The death rate decreased the most among people 15 to 24 years old, with a decline of 5.1%. It fell for all other age groups but the declines were minimal for those ages 35 to 44 and 55 to 64.

Among the top 10 causes of death in the U.S., only two increased in 2018: suicide and influenza/pneumonia. Lower mortality from heart disease -- the nation's top killer -- chronic lower respiratory diseases and homicides helped drive down mortality during the period.

The infant mortality rate decreased 2.3% in 2018 because of drops in unintentional injuries and certain gestational complications, the CDC report said.

The decline in drug deaths suggests that the greater focus on combating deadly opioids is starting to have some impact. The rate of drug overdose deaths involving heroin, natural and semisynthetic opioids and methadone were lower in 2018 than the previous year. But for synthetic opioids including fentanyl, that death rate increased slightly during the period.

Georges C. Benjamin, the executive director of the American Public Health Association, said that a decline in physicians prescribing opioids and wider availability of the opioid-reversal drug Narcan are beginning to show success.

Senior White House adviser Kellyanne Conway on Thursday credited the administration's drug policy for the increase in life expectancy, citing the decrease in drug overdose deaths.

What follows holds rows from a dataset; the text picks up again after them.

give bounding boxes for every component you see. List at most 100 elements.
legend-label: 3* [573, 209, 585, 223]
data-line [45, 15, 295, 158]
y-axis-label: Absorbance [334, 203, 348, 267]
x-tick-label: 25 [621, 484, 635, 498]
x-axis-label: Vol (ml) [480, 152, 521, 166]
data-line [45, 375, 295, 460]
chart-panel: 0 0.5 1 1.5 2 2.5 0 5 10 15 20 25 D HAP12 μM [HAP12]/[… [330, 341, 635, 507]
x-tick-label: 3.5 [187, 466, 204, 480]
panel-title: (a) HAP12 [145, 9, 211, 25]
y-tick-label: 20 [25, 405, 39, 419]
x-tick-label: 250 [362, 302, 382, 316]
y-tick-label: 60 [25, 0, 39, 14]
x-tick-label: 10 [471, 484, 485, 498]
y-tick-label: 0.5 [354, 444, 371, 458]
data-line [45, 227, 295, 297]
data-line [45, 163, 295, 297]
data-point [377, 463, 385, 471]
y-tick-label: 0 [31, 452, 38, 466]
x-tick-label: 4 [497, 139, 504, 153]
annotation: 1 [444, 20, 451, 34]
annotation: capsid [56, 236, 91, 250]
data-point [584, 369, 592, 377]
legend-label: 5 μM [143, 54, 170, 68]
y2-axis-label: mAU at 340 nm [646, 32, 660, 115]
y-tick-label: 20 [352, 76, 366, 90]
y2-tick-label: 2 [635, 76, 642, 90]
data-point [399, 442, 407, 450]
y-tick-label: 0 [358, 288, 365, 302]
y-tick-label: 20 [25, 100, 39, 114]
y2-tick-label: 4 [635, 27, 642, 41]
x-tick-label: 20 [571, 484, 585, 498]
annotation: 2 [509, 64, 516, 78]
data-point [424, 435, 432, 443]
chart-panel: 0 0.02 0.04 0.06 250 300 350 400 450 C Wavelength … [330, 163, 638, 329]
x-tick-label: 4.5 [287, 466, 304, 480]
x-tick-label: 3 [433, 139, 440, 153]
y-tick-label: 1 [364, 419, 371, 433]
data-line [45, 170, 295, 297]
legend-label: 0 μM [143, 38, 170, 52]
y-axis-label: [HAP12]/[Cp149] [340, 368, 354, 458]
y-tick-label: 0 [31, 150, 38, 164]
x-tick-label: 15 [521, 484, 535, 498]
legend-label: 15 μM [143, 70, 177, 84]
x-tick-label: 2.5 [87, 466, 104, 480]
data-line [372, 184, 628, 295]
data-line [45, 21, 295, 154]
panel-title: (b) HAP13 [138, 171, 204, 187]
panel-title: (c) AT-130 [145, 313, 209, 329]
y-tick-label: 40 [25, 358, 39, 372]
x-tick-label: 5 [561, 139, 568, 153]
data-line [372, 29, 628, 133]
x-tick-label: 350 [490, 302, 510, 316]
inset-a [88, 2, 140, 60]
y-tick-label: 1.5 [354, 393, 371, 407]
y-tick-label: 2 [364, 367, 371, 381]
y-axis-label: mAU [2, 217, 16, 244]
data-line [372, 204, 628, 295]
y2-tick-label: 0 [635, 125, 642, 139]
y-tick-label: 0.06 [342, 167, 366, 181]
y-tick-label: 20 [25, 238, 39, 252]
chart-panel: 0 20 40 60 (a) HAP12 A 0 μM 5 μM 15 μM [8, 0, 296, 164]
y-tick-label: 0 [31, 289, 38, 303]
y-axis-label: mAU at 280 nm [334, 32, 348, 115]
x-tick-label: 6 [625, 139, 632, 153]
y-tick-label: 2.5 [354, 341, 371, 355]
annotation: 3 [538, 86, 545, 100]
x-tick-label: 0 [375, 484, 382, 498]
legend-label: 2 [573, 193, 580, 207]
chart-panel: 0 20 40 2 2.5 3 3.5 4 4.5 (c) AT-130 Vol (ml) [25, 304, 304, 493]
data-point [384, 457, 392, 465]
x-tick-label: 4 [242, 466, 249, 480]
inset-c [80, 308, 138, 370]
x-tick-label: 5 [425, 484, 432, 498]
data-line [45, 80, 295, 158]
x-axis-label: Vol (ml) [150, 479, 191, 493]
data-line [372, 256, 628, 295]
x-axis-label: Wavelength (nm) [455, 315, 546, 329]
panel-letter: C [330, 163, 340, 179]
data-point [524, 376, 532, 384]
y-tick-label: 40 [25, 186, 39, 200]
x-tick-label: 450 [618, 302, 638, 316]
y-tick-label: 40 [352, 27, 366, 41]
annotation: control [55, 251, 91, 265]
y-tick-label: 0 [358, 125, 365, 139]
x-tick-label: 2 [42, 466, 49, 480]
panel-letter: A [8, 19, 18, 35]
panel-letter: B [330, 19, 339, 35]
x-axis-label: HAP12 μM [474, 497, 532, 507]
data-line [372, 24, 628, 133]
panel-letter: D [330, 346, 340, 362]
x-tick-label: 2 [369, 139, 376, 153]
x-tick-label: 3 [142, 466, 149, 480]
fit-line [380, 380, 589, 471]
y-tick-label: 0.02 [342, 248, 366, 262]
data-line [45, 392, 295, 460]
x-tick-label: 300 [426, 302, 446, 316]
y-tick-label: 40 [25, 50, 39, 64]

"We will continue to fight this every single day, and we will continue to make the investments of money, of time, of education," she said of the opioid epidemic. Jim Carroll, director of the Office of National Drug Control Policy, said the administration's work with foreign countries, particularly China, had helped reduce the flow of fentanyl into the U.S.

Dr. Benjamin said that America still lags behind its peers in advancing life expectancy despite spending far more money on health care.

"The United States should not celebrate because we are spending twice as much money as the other developed nations and getting worse outcomes," he said.